Years ago, my best friend gave me a book to read.  It was entitled “No One Here Gets Out Alive”.   It’s about the life and times of The Doors lead singer, Jim Morrison, the rock-and-roll icon.  The book is divided into three sections.  “The Bow is Drawn”  “The Arrow Flies”  “The Arrow Lands”  It’s a great analogy of the tragic story of his life.  From humble beginnings,  then soaring to superstardom, and finally falling back to Earth.  My friend, who gave me this book, passed on just a couple of years ago.  We had led a slightly similar lifestyle to Jim throughout the years, with the exception of  multiple groupies and No. 1 gold records.

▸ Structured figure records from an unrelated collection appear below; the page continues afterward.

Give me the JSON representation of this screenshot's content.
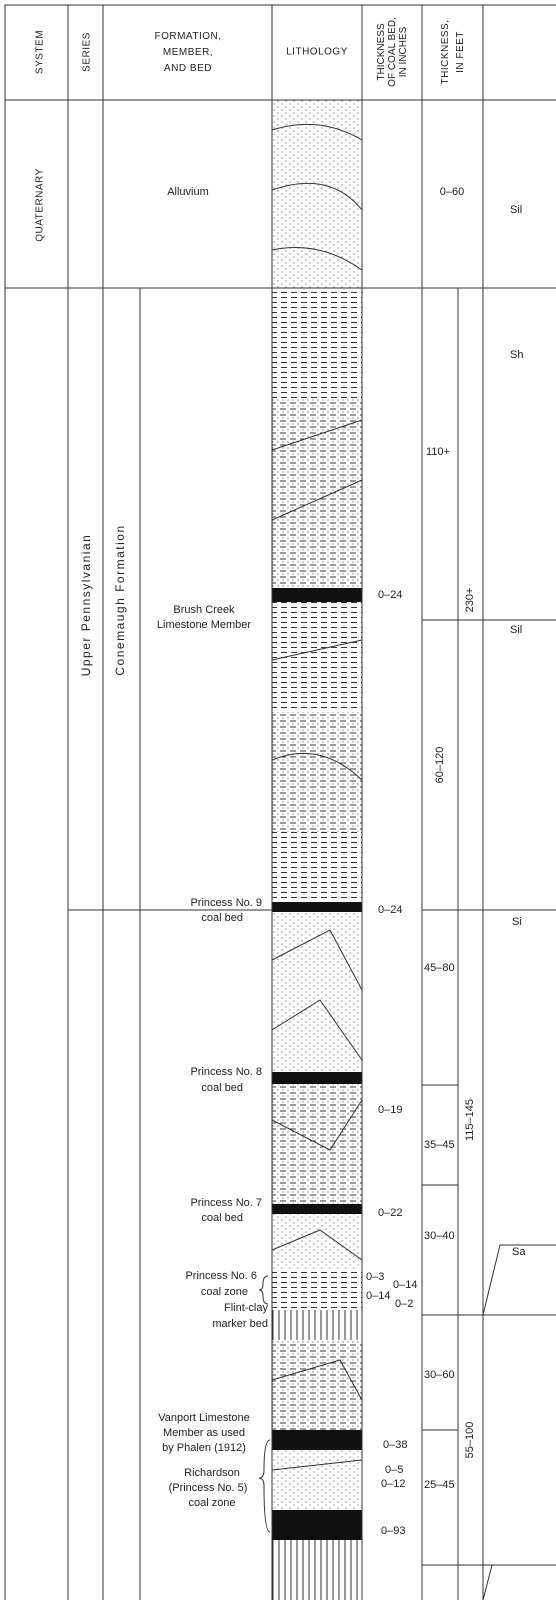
{
  "header": {
    "system": "SYSTEM",
    "series": "SERIES",
    "formation": [
      "FORMATION,",
      "MEMBER,",
      "AND BED"
    ],
    "lithology": "LITHOLOGY",
    "coal_thickness": [
      "THICKNESS",
      "OF COAL BED,",
      "IN INCHES"
    ],
    "feet_thickness": [
      "THICKNESS,",
      "IN FEET"
    ]
  },
  "systems": [
    "QUATERNARY"
  ],
  "series": [
    "Upper Pennsylvanian"
  ],
  "formations": [
    "Conemaugh Formation"
  ],
  "units": [
    [
      "Alluvium"
    ],
    [
      "Brush Creek",
      "Limestone Member"
    ],
    [
      "Princess No. 9",
      "coal bed"
    ],
    [
      "Princess No. 8",
      "coal bed"
    ],
    [
      "Princess No. 7",
      "coal bed"
    ],
    [
      "Princess No. 6",
      "coal zone"
    ],
    [
      "Flint-clay",
      "marker bed"
    ],
    [
      "Vanport Limestone",
      "Member as used",
      "by Phalen (1912)"
    ],
    [
      "Richardson",
      "(Princess No. 5)",
      "coal zone"
    ]
  ],
  "coal_thickness": [
    "0–24",
    "0–24",
    "0–19",
    "0–22",
    "0–3",
    "0–14",
    "0–14",
    "0–2",
    "0–38",
    "0–5",
    "0–12",
    "0–93"
  ],
  "feet_thickness": [
    "0–60",
    "110+",
    "230+",
    "60–120",
    "45–80",
    "115–145",
    "35–45",
    "30–40",
    "30–60",
    "55–100",
    "25–45"
  ],
  "descriptions": [
    "Sil",
    "Sh",
    "Sil",
    "Si",
    "Sa"
  ]
}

My arrow hasn’t landed yet.  It fell back to Earth recently, but safely skidded across the dirt, leaving me with memories of my dearly departed loved ones and comforted by the strong faith taught to me as a child.  I’m not finished here on Earth quite yet, but it’s nice to know that there’s something special in which to look forward.

 

2 thoughts on “Death…Not very heartwarming or funny”

  1. Wow, that was so touching. I’m wondering if the folks outside our family realize these things are true. It’s something to bring your days here on Earth to life with such a clear, understandable
    telling of it. Earthtorobin is a real winner in my eyes.